What's missing is you actually confronting the problem of people seeing orders and buying based on those orders before the original orders go through. What is your term for that? Playing a game of definitions is a diversion from actually talking about the problem.


What’s the big problem with calling other, problematic practices that are definitionally not front-running by another, less confusing name?

Imagine a public official caught taking bribes and calling that embezzlement, blackmail, or driving under the influence of alcohol. Makes about as much sense to me.

> the problem of people seeing orders and buying based on those orders before the original orders go through.

That would be frontrunning, and illegal, as far as I understand. I don’t think it matters if there’s two parties colliding to commit the same crime.

Are you maybe referring to payment for order flow, which also has its problems (but ironically on average yields price improvements over NBBO for retail traders!), but is not that?


Now you're conflating payment for order flow with buying people's orders ahead of them.


What do you mean by "buying the order of somebody ahead of you"? Can you describe it in a bit more detail so we can see if there's an established name for that?

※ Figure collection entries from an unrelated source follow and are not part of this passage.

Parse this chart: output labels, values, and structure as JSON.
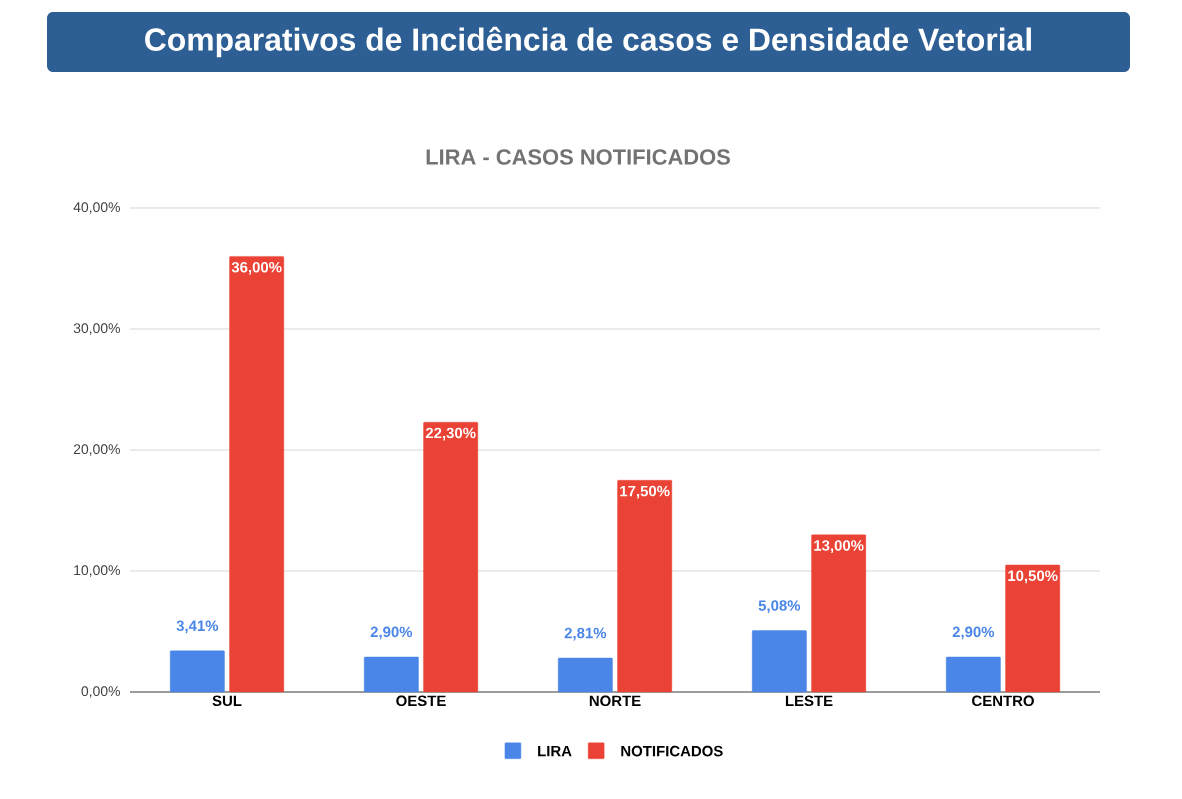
{
  "chart_data": {
    "type": "bar",
    "title": "Comparativos de Incidência de casos e Densidade Vetorial",
    "subtitle": "LIRA - CASOS NOTIFICADOS",
    "categories": [
      "SUL",
      "OESTE",
      "NORTE",
      "LESTE",
      "CENTRO"
    ],
    "series": [
      {
        "name": "LIRA",
        "color": "#4a86e8",
        "values": [
          3.41,
          2.9,
          2.81,
          5.08,
          2.9
        ],
        "value_labels": [
          "3,41%",
          "2,90%",
          "2,81%",
          "5,08%",
          "2,90%"
        ]
      },
      {
        "name": "NOTIFICADOS",
        "color": "#ea4335",
        "values": [
          36.0,
          22.3,
          17.5,
          13.0,
          10.5
        ],
        "value_labels": [
          "36,00%",
          "22,30%",
          "17,50%",
          "13,00%",
          "10,50%"
        ]
      }
    ],
    "ylim": [
      0,
      40
    ],
    "yticks": [
      {
        "value": 0,
        "label": "0,00%"
      },
      {
        "value": 10,
        "label": "10,00%"
      },
      {
        "value": 20,
        "label": "20,00%"
      },
      {
        "value": 30,
        "label": "30,00%"
      },
      {
        "value": 40,
        "label": "40,00%"
      }
    ],
    "grid": "y",
    "legend": "bottom"
  }
}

> people seeing orders and buying based on those orders before the original orders go through

This literally cannot happen unless someone is breaking a law. An order is not visible until after it has executed. What can happen is some actor want to get a better price for their order and thus split up the order into multiple orders that it tries to execute simultaneously. Then someone can act on one of those that process quicker before a second of those split up orders end up executed. And that is fine - propagating changes of price quickly between multiple separate market places is a good thing as it lowers the transaction overhead in general.